A reação popular em São Paulo ao aumento do bilhete único foi muito mais forte do que no Rio de Janeiro.
E, no entanto, conforme se verifica pelo anterior, em que trato do preço da passagem, e de suas condições de aplicação nas duas principais metrópoles do país, o carioca dispõe de condições ainda menos favoráveis (com mais 25 centavos do que o paulista que tem bilhete único, incluindo o metrô e mais uma hora de duração).
Se houve excessos nas manifestações – com pichações de imóveis públicos e tombados, além de vandalismo atingindo também a bens privados -, a violência esteve muito presente na polícia militar. Na quarta jornada, segundo a Folha de S. Paulo, “a reação agressiva da polícia agravou os confrontos. A série de bombas de efeito moral lançadas por PMs apavorou pedestres e motoristas, que chegaram a abandonar os carros nas ruas. Jornalistas foram feridos. Dezenas de manifestantes foram presos, muitos deles antes mesmo do começo do ato. (...) Na rua da Consolação, onde manifestantes tentaram passar por bloqueio da PM, a Folha presenciou um policial agredindo, com chutes, um manifestante já imobilizado, no chão.”
Dois jornalistas da Folha foram atingidos no rosto por disparos de bala de borracha da Tropa de Choque da PM. A repórter Giuliana Vallone foi ferida no olho esquerdo. De acordo com testemunha, “um policial mirou e atirou covardemente nela”.
Essa reação das chamadas forças da ordem relembra episódios da ditadura militar, nas suas investidas contra as passeatas.

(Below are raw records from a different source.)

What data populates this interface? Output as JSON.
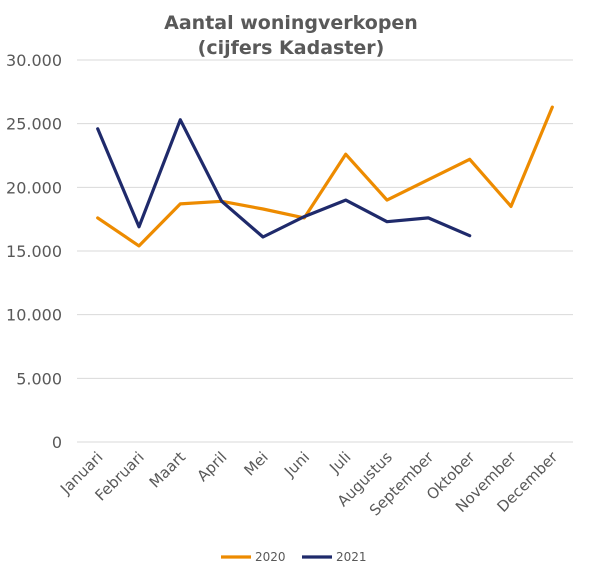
{
  "chart_data": {
    "type": "line",
    "title_lines": [
      "Aantal woningverkopen",
      "(cijfers Kadaster)"
    ],
    "categories": [
      "Januari",
      "Februari",
      "Maart",
      "April",
      "Mei",
      "Juni",
      "Juli",
      "Augustus",
      "September",
      "Oktober",
      "November",
      "December"
    ],
    "y_ticks": [
      0,
      5000,
      10000,
      15000,
      20000,
      25000,
      30000
    ],
    "y_tick_labels": [
      "0",
      "5.000",
      "10.000",
      "15.000",
      "20.000",
      "25.000",
      "30.000"
    ],
    "ylim": [
      0,
      30000
    ],
    "grid": true,
    "legend_position": "bottom",
    "series": [
      {
        "name": "2020",
        "color": "#ed8b00",
        "values": [
          17600,
          15400,
          18700,
          18900,
          18300,
          17600,
          22600,
          19000,
          20600,
          22200,
          18500,
          26300
        ]
      },
      {
        "name": "2021",
        "color": "#1f2a6b",
        "values": [
          24600,
          16900,
          25300,
          18900,
          16100,
          17700,
          19000,
          17300,
          17600,
          16200,
          null,
          null
        ]
      }
    ]
  }
}
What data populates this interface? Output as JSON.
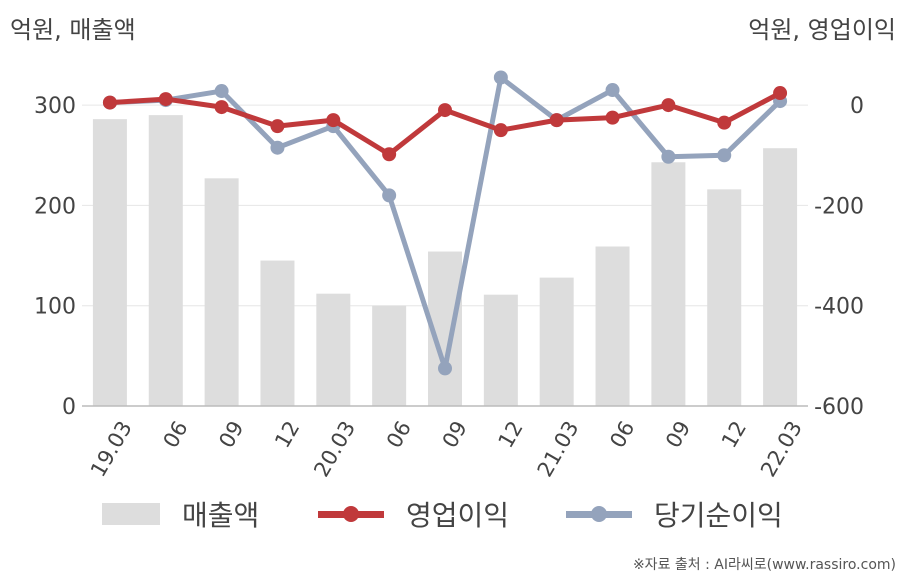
{
  "unit_left": "억원, 매출액",
  "unit_right": "억원, 영업이익",
  "source": "※자료 출처 : AI라씨로(www.rassiro.com)",
  "colors": {
    "revenue": "#dddddd",
    "operating_profit": "#c0393b",
    "net_income": "#94a3bc",
    "grid": "#e6e6e6",
    "axis": "#bbbbbb"
  },
  "chart_data": {
    "type": "bar",
    "categories": [
      "19.03",
      "06",
      "09",
      "12",
      "20.03",
      "06",
      "09",
      "12",
      "21.03",
      "06",
      "09",
      "12",
      "22.03"
    ],
    "y_left": {
      "ylim": [
        0,
        330
      ],
      "ticks": [
        0,
        100,
        200,
        300
      ],
      "tick_labels": [
        "0",
        "100",
        "200",
        "300"
      ]
    },
    "y_right": {
      "ylim": [
        -600,
        60
      ],
      "ticks": [
        -600,
        -400,
        -200,
        0
      ],
      "tick_labels": [
        "-600",
        "-400",
        "-200",
        "0"
      ]
    },
    "grid": true,
    "legend_position": "bottom",
    "series": [
      {
        "name": "매출액",
        "type": "bar",
        "axis": "left",
        "values": [
          286,
          290,
          227,
          145,
          112,
          100,
          154,
          111,
          128,
          159,
          243,
          216,
          257
        ]
      },
      {
        "name": "영업이익",
        "type": "line",
        "axis": "right",
        "values": [
          5,
          12,
          -4,
          -42,
          -30,
          -98,
          -10,
          -50,
          -30,
          -25,
          0,
          -35,
          24
        ]
      },
      {
        "name": "당기순이익",
        "type": "line",
        "axis": "right",
        "values": [
          5,
          10,
          28,
          -85,
          -42,
          -180,
          -525,
          55,
          -30,
          30,
          -103,
          -100,
          8
        ]
      }
    ]
  }
}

A Anistia Internacional manifestou a sua preocupação no que concerne à desenvoltura na repressão. Há jornalistas detidos, além de um número grande de manifestantes, a que se aplicaram acusações de ilícitos penais não afiançáveis.
Na saraivada da reação do governo estadual em São Paulo, a acusação genérica de formação de quadrilha provoca estranheza ao ser aplicada a protestos da cidadania contra a elevação de tarifas.
Se temos de conviver com o exercício da democracia – que pressupõe o direito de manifestar, de forma civil, a própria inconformidade com a elevação dos preços de transporte público – carecemos de criar um ambiente consentâneo a tais demonstrações.
Confrontar os manifestantes de forma agressiva – de que outra maneira descrever as bombas de ‘efeito moral’, as balas de borracha e o emprego da brutalidade indiscriminada – não constitui a melhor maneira de preservar, de uma parte, o direito do usuário de expressar a sua inconformidade com alças abusivas no preço das passagens, e de outra, de criar condições para que o restante da comunidade tenha respeitado o seu igual direito de ir e vir.
Muita vez, o despreparo da Polícia Militar para lidar com esses fenômenos – manifestações civis, se regradas, não devem confundidas com tropelias ocasionadas por alegadas quadrilhas – representa o estopim para acirrar os ânimos, e transformar protestos de cidadania em supostas confusões de rua.
A educação cívica pressupõe o respeito mútuo, em que o policial respeita o manifestante, e vice-versa.
O nosso aprendizado democrático tem de passar por aí. Se o vandalismo é inadmissível, também o é a violência da PM, que muita vez se esconde por trás do biombo do suposto desacato à autoridade.
A democracia, como regra geral, deve prescindir da violência, venha ela fardada ou não.